We’re too quick to account this to faith. Peter does walk on water and his fear pulls him out of connection with Jesus.

Fear

There was a lot of fear this weekend. Fear from those who have been following the rise of certain white supremacist groups over the last few years. Fear from the students at UVA who were on campus when hundreds of men with torches walked onto a public university chanting nazi slogans and statements about hurting minorities.

And fear from the protestors, police, and the people of Charlottesville. A storm had come in and it was rocking the boat and in the unspooling hatred and fear, a life was lost in a horrific act of violence. And as many eyewitness accounts have stated, there could have been many more.

The Storm

Why are we so afraid of this storm? The storm which causes our fears to rise like pimples on the skin. The storm of hatred and bigotry; of white supremacy and its great fear of losing its voice, heritage, and place. It’s need to be first when Jesus tells us how we need to be last.

The storm rolled into a city which could be our own and came upon a campus which could be our neighbor and demanded we be afraid for they were laying claim to this land which wasn’t theirs, and these hearts which weren’t being offered but to accept them as equals.

How often we shrink with this fear! Shrink, sinking into the floor when the storm rolls in. The winds and fierceness. This isn’t God coming in a cloud, it’s the wrong direction. This is something far more sinister.

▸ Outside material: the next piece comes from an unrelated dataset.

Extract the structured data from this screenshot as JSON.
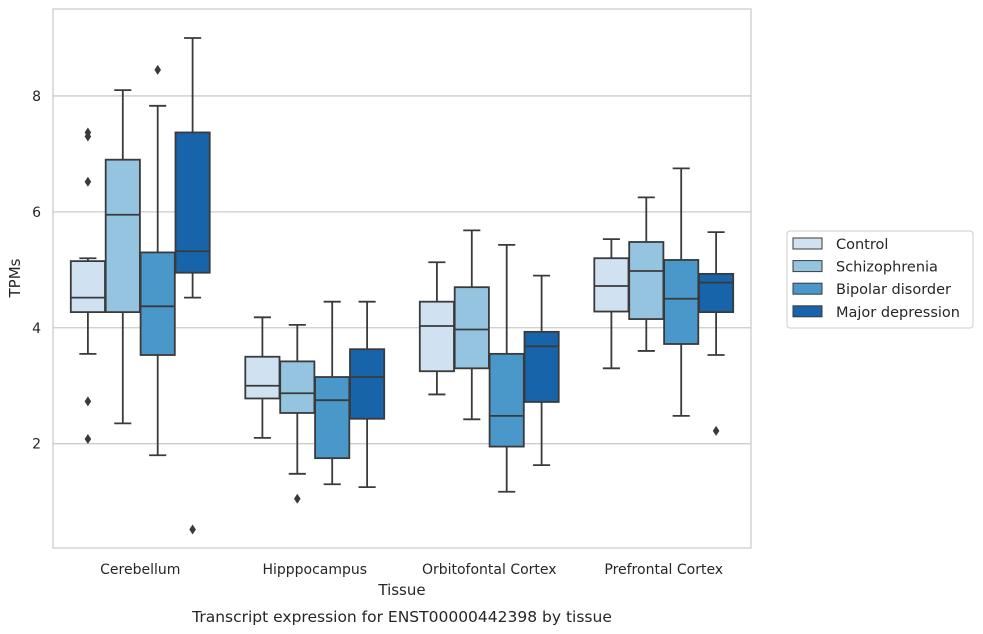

This doesn’t win our hearts with love and mercy, it demands and steals. And we’re offered the same words today Jesus offered those frightened followers so long ago:

“Take heart, it is I; do not be afraid.”

That we might stand like the clergy and people of faith who witnessed there. They faced the darkness with its fear of violence and they kept standing.

Walking on Water

Of course I didn’t literally walk on water when I was 16. But remember that we are his disciples and we do what Jesus does. And Jesus walked on water and so did Peter. He healed the sick and reconciled the separated and so did the disciples.

And we are given moment after moment to walk on water. In the way that I did, when I found his voice and found what would bring new joy into my life. The first buds of a whole vocation which had me walking on water many more times. In seminary and parish leadership. In my marriage and with my children.

I have heard that voice and if invited, I would step out of that boat and walk to Jesus. And every time, there was a wind which would distract me. And maybe I sank. It’s hard to tell sometimes. Because I always ended up back in the boat and arriving on the other side.

In the midst of the darkness which surrounds us, the storm with the howling wind, we know that if we face the wind, Jesus will be at our back. And when we turn around, we can hear his voice. In turning to him, the howl of the wind will never overwhelm him and we can hear him.

“Take heart, it is I; do not be afraid.”

And when we hear him, do we hear the invitation? To be bold and come to him? To step out and walk on water? Shall we? Just remember: it’s the fear that makes you sink.